Anti-Cosmos is anchored by a low droning soundscape, with fairly constant tones creating a sonic atmosphere that matches the remarkable, mist-like visual forms. In a wide aspect ratio that invites comparisons to painting -- and I've already noted this film's affinities with Turner's late seascapes -- Anti-Cosmos activates the visual field with almost gaseous forms that both strive toward and resist solidity. Animating the material on a molecular level, Makino suggests three-dimensional action, as if the clouds were hurtling toward us, or the aether were sucking us in. This is an illusion, since the actual movement remains on the surface. It's his delicate, shifting hues, flowing like the chalk dust from pastels, that causes us to impute depth to the film, and in this respect Anti-Cosmos is a bit like the advanced, micro-tonal minimalist compositions of Terry Riley and LaMonte Young. 
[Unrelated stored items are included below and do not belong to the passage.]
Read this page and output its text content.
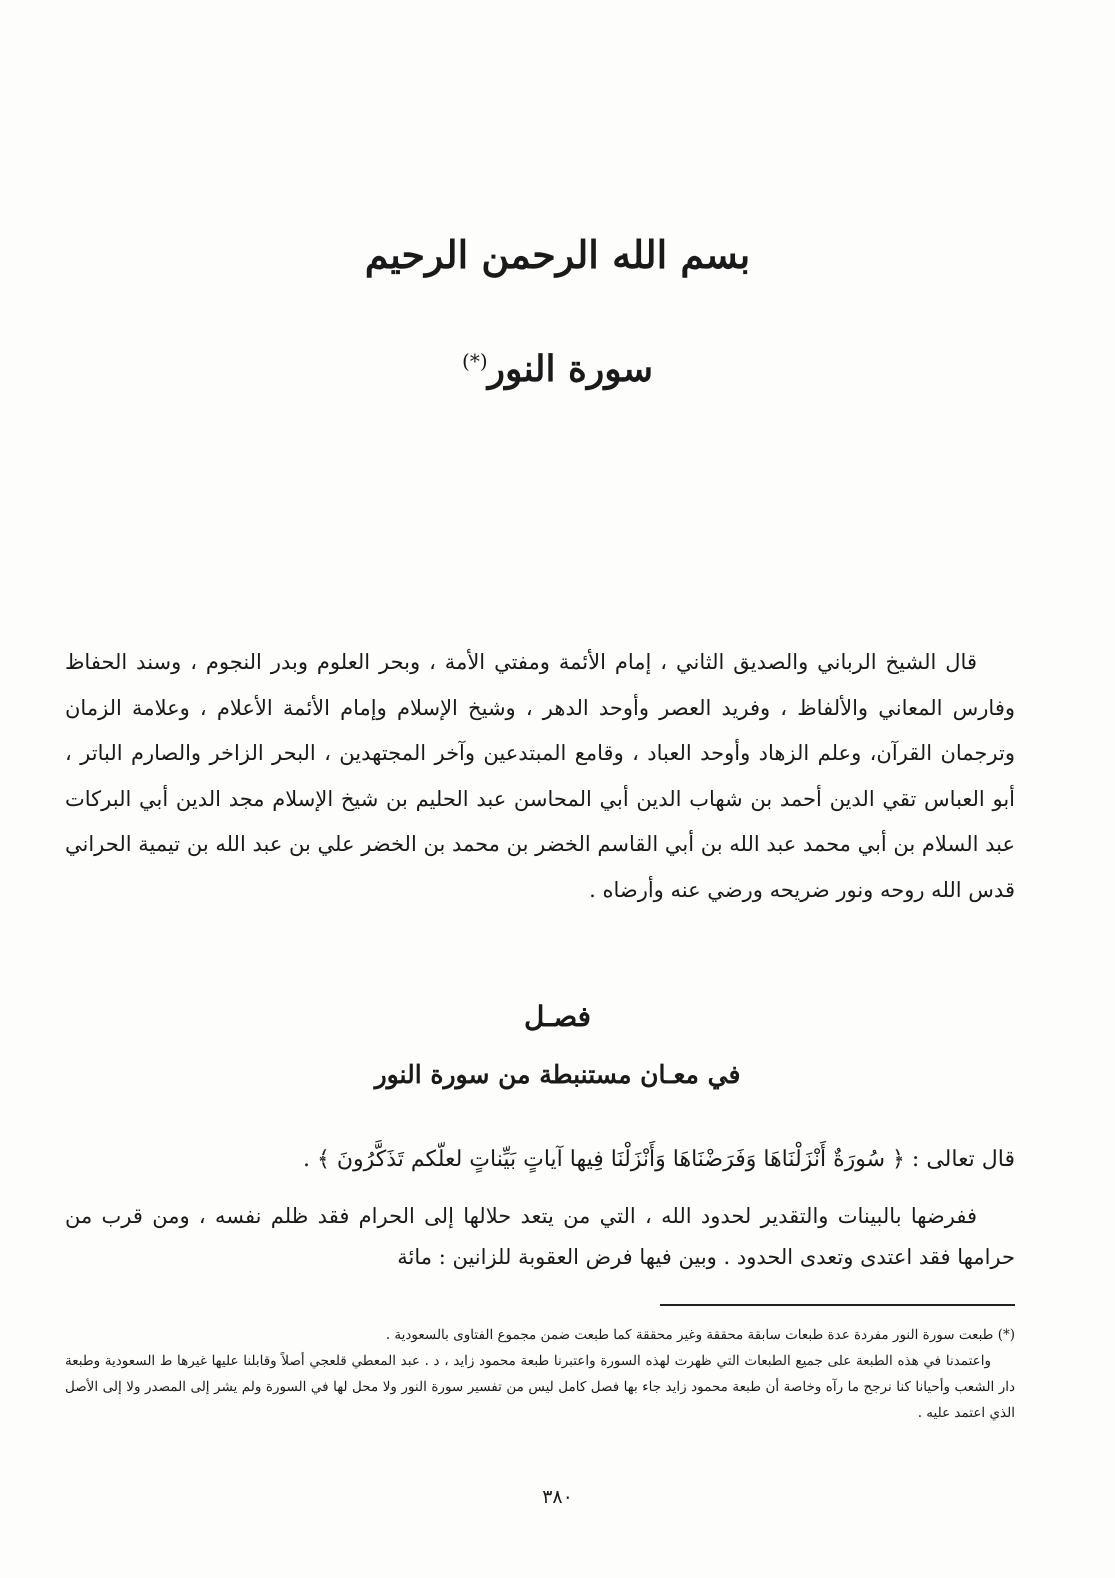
بسم الله الرحمن الرحيم
سورة النور(*)
قال الشيخ الرباني والصديق الثاني ، إمام الأئمة ومفتي الأمة ، وبحر العلوم وبدر النجوم ، وسند الحفاظ وفارس المعاني والألفاظ ، وفريد العصر وأوحد الدهر ، وشيخ الإسلام وإمام الأئمة الأعلام ، وعلامة الزمان وترجمان القرآن، وعلم الزهاد وأوحد العباد ، وقامع المبتدعين وآخر المجتهدين ، البحر الزاخر والصارم الباتر ، أبو العباس تقي الدين أحمد بن شهاب الدين أبي المحاسن عبد الحليم بن شيخ الإسلام مجد الدين أبي البركات عبد السلام بن أبي محمد عبد الله بن أبي القاسم الخضر بن محمد بن الخضر علي بن عبد الله بن تيمية الحراني قدس الله روحه ونور ضريحه ورضي عنه وأرضاه .
فصـل
في معـان مستنبطة من سورة النور
قال تعالى : ﴿ سُورَةٌ أَنْزَلْنَاهَا وَفَرَضْنَاهَا وَأَنْزَلْنَا فِيها آياتٍ بَيِّناتٍ لعلّكم تَذَكَّرُونَ ﴾ .
ففرضها بالبينات والتقدير لحدود الله ، التي من يتعد حلالها إلى الحرام فقد ظلم نفسه ، ومن قرب من حرامها فقد اعتدى وتعدى الحدود . وبين فيها فرض العقوبة للزانين : مائة

(*) طبعت سورة النور مفردة عدة طبعات سابقة محققة وغير محققة كما طبعت ضمن مجموع الفتاوى بالسعودية .

واعتمدنا في هذه الطبعة على جميع الطبعات التي ظهرت لهذه السورة واعتبرنا طبعة محمود زايد ، د . عبد المعطي قلعجي أصلاً وقابلنا عليها غيرها ط السعودية وطبعة دار الشعب وأحيانا كنا نرجح ما رآه وخاصة أن طبعة محمود زايد جاء بها فصل كامل ليس من تفسير سورة النور ولا محل لها في السورة ولم يشر إلى المصدر ولا إلى الأصل الذي اعتمد عليه .

٣٨٠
This is a really exciting film, in part because it reclaims a particular kind of cinema that has been very popular in the digital age. It is probably possible to create computer code that will produce images like the ones seen in Anti-Cosmos, and a number of filmmakers have been turning to digital animation to create works that center on optical effects and illusions, since this kind of somatic cinema provides one kind of answer to the crisis of "content." Where many artists are turning towards narrative forms, however fractured, to stake out a meaningful position within the social discourse, others have employed Op Art style formalism as a way out of language.

Makino's film is an unusually strong example of this idiom, mainly because it is not concerned with being psychotropic or dazzling or edgy. Anti-Cosmos does not want to push the viewer to the limits of perception, like so much post-Sharits cinema being made in North American and especially Austria. Instead, Makino's film promotes a fairly active kind of perception, one that observes internal relationships, development across time, while also generating fluctuating affective responses. Enveloping and alienating in equal measure, Anti-Cosmos is meticulously composed. Its organization is not necessarily the point, but it does allow Makino to structure our experience very carefully across the film's running time. In this way, Anti-Cosmos is a firm but gentle rebuke to the "cool shit / just vibes" school of contemporary filmmaking.